We report the case of a 36-year-old man with no toxic habits and a history of atrial fibrillation, treated with oral anticoagulants, referred to the pulmonology department for genetic counselling after the detection of a family member as an AATD index case (father with SZ genotype). Genetic studies were performed, and the patient was diagnosed with type SZ AATD, with serum protein levels of 46.4mg/dl. Spirometry and high-resolution computed tomography were normal. In subsequent follow-up visits, he began to present repeated bronchial infections, so a full study of primary immunodeficiencies was performed. In this study, very low levels of mannose-binding lectin (MBL) were detected on ELISA (normal range>1000ng/ml, deficit considered<500ng/ml and severe deficit<100ng/ml): the initial result was 7.54ng/ml, and a subsequent test found 72.807ng/ml. Other primary immunodeficiency results, including immunoglobulin serum levels, were normal (IgG 1186mg/dl; IgA 362.80mg/dl; IgM 75.60mg/dl).
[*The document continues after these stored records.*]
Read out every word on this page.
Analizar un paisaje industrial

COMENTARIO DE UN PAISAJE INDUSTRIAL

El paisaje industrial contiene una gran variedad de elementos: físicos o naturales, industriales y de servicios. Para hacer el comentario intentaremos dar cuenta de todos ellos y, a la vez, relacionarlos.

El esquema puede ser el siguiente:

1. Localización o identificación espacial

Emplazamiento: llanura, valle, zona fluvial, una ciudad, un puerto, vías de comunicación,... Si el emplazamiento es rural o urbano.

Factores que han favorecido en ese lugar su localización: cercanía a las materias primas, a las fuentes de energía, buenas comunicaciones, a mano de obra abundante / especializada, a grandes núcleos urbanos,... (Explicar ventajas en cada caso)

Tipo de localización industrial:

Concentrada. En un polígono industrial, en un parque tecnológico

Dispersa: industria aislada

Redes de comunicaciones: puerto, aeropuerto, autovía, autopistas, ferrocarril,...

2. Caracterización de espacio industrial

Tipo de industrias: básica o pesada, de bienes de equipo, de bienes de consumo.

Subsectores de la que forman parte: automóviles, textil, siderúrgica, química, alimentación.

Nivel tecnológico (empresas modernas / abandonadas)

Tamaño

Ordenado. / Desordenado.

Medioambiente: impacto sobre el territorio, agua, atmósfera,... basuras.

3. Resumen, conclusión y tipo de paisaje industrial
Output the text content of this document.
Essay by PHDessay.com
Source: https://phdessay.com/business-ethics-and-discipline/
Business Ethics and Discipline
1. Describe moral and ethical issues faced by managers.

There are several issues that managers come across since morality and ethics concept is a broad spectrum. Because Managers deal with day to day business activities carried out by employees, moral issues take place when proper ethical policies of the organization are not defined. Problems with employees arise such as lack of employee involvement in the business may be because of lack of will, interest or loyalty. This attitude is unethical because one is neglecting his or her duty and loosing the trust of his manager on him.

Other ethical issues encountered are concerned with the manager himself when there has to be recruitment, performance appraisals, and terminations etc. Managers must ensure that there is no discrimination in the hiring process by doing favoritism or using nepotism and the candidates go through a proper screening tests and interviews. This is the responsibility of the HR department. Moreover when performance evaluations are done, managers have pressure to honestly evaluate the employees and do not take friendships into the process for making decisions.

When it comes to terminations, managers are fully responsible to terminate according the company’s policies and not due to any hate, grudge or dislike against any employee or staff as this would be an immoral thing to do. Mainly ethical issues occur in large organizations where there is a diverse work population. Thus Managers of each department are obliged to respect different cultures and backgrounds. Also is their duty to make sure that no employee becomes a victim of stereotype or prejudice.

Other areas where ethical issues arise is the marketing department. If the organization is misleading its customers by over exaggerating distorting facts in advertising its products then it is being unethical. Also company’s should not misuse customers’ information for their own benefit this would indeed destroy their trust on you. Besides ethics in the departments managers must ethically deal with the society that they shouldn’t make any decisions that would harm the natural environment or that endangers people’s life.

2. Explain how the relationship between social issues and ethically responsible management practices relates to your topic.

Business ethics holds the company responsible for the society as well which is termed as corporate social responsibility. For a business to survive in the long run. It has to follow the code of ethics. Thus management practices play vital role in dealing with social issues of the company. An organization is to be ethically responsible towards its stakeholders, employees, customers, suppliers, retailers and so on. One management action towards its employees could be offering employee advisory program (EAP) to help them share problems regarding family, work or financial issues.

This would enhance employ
Alpha-1-antitrypsin (AAT) is a glycoprotein1 synthesized mainly in the liver. Its principal function is to inhibit neutrophil elastase and other proteases, and its anti-inflammatory, anti-microbial and immunomodulatory properties have been characterized in recent years. AAT deficiency is caused by a mutation on the long arm of chromosome 14. Lectin is a protein synthesized in the liver which is found in different types of biological fluids, and is considered by some authors as an acute-phase reactant.2 MBL is involved in the activation of the lectin complement system, which has been established as the third activation pathway.3 MBL deficiency is caused by a mutation on the long arm of chromosome 10. Low serum levels of MBL are associated with an increased risk of various infections in children. In adults, this deficiency may be associated with concomitant diseases or immunodeficiencies.4 MBL deficiency has been associated with predisposition to a large number of diseases (autoimmune diseases, in particular), but it generally has more clinical significance when it coexists with another immunodeficiency state.5 Curiously, the association of MBL deficiency and AATD in the same patient has not been described previously.
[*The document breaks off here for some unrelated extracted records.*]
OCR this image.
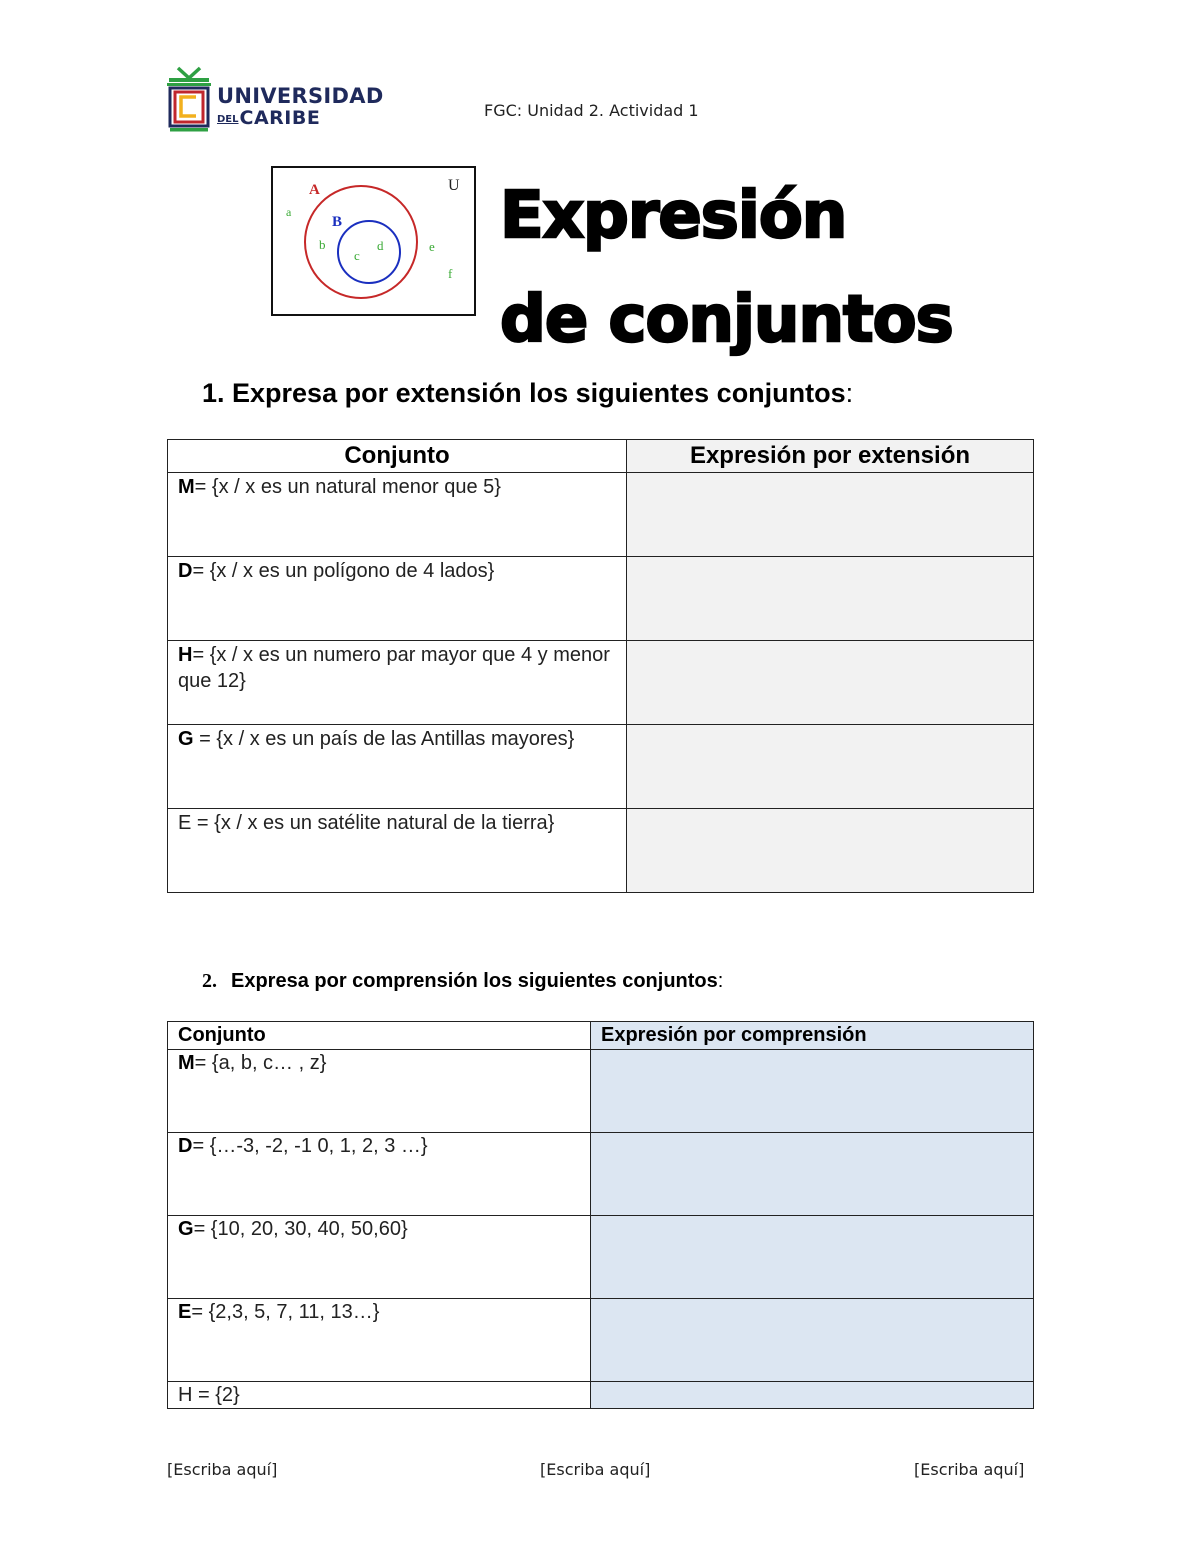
UNIVERSIDAD
DELCARIBE	FGC: Unidad 2. Actividad 1
U
A
B
a
b
c
d	e
f
Expresión
de conjuntos
1. Expresa por extensión los siguientes conjuntos:
Conjunto	Expresión por extensión
M= {x / x es un natural menor que 5}	
D= {x / x es un polígono de 4 lados}	
H= {x / x es un numero par mayor que 4 y menor que 12}	
G = {x / x es un país de las Antillas mayores}	
E = {x / x es un satélite natural de la tierra}	
2. Expresa por comprensión los siguientes conjuntos:
Conjunto	Expresión por comprensión
M= {a, b, c… , z}	
D= {…-3, -2, -1 0, 1, 2, 3 …}	
G= {10, 20, 30, 40, 50,60}	
E= {2,3, 5, 7, 11, 13…}	
H = {2}	
[Escriba aquí]	[Escriba aquí]	[Escriba aquí]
The clinical presentations of AATD vary widely, so disease registries and studies are needed to better determine its natural history. Taking into account the prevalence of both deficiencies in the general population, its association in our patient may be a random event. Nevertheless, these immunodeficiencies may need to be ruled out in AATD patients, since they could modify the clinical manifestation and management of the disease, as occurs with other immunodeficiency states.